L’arrivée permanente de jeunes enfants impose de suivre le rythme de construction des écoles et des établissements du secondaire

Le député s’est exprimé face au ministre des outre-mer en commission il y a dix jours, et remettait ça pendant 5 bonnes minutes ce lundi à l’Assemblée nationale. Tout en reconnaissant que Philippe Vigier « se bat pour un mieux à Mayotte », et que « le gouvernement fait beaucoup de choses avec 500 millions d’euros pour les écoles, 350 millions d’euros pour le logement social », il évoquait des « priorités qui ne sont pas les mêmes pour la population mahoraise et pour le gouvernement » : « Ce n’est pas le choix des mahorais. Ce que nous voulons, c’est que l’Etat agisse sur ses domaines de compétence : la sécurité, le contrôle des frontières, l’université, les routes nationales, la piste longue d’aéroport, la santé, l’égalité sociale et de traitement avec les autres territoires de la République ».

Le parlementaire mahorais parle même de « distorsion » dans les priorités de l’Etat : « Construire des écoles et des logements sociaux, ce sont des aimants à l’attraction de l’immigration clandestine ». Ou comment retourner à l’envoyeur le risque d’attractivité que le gouvernement brandit à chaque demande d’alignement des droits sociaux, y compris des retraites… Comme si des bacoco (personnes âgées) allaient prendre le kwassa depuis Anjouan pour des pensions auxquelles ils ne peuvent prétendre.  Mansour Kamardine demande des « aménagements structurants », qui pourraient ensuite faire un effet de levier et d’insertion par le travail sur un territoire qui compte 40% de chômage, en comptant le halo des non inscrits à Pôle emploi.

Des millions qui passent sous les radars

Des radars pas tous fonctionnels et qui ne couvrent pas toutes les zones

Or, du côté des compétences de l’Etat, le compte n’y est pas. En dépit des labels Shikandra et Wuambushu, les radars de repérage des kwassa ne sont pas tous fonctionnels, les drones maintes fois annoncés, toujours pas d’actualité, l’insécurité perdure, et le territoire est insuffisamment structuré (routes, assainissement, etc.). La dépense par habitant de 7.800 euros était rappelée, « c’est la moitié à Mayotte », et pas seulement en raison de compétences non exercées par le Département-pas-encore-Région (construction des collèges et lycées, routes nationales, etc.)
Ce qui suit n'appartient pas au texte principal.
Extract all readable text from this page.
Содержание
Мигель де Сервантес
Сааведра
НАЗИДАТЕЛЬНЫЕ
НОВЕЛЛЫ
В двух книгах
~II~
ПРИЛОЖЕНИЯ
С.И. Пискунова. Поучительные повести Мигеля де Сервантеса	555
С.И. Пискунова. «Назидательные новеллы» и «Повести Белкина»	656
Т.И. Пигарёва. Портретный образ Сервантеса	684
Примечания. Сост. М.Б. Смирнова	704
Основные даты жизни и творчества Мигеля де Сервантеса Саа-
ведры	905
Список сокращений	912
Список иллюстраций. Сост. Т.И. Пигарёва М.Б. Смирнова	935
Dans une de ses charges il accuse le gouvernement de conserver la gestion des fonds européens pour financer ses priorités, quand, nous l’avons constamment répété, c’était à l’Etat de le faire avant la départementalisation et l’accès au statut de RUP européenne. Au lieu de quoi, la départementalisation n’a rien coûté, et on s’en est remis à l’Europe et ses fonds pour développer le territoire. Sans qu’il n’y ait sur place les compétences pour le faire. Les millions ont fondu comme neige au soleil mahorais.

Cette distorsion dont parle le député Kamardine ne doit pas opposer les besoins, les écoles et les logements doivent se faire de pair avec les investissements structurants, ce qui implique des enveloppes bien supérieures à ce qui est annoncé. Le montant de 1,6 milliard d’euros du Contrat de progrès avait cette ambition, suivi d’une déception faute de l’avoir consommé. On attend de savoir et surtout de voir, à quoi ont servi les investissements. «

« Monsieur le ministre, le moment est venu que l’Etat tienne compte des choix des mahorais », concluait le député qui indique que le groupe LR ne votera ce projet de budget « que si les priorités des ultramarins en général et des Mahorais en particulier sont mieux prises en compte ».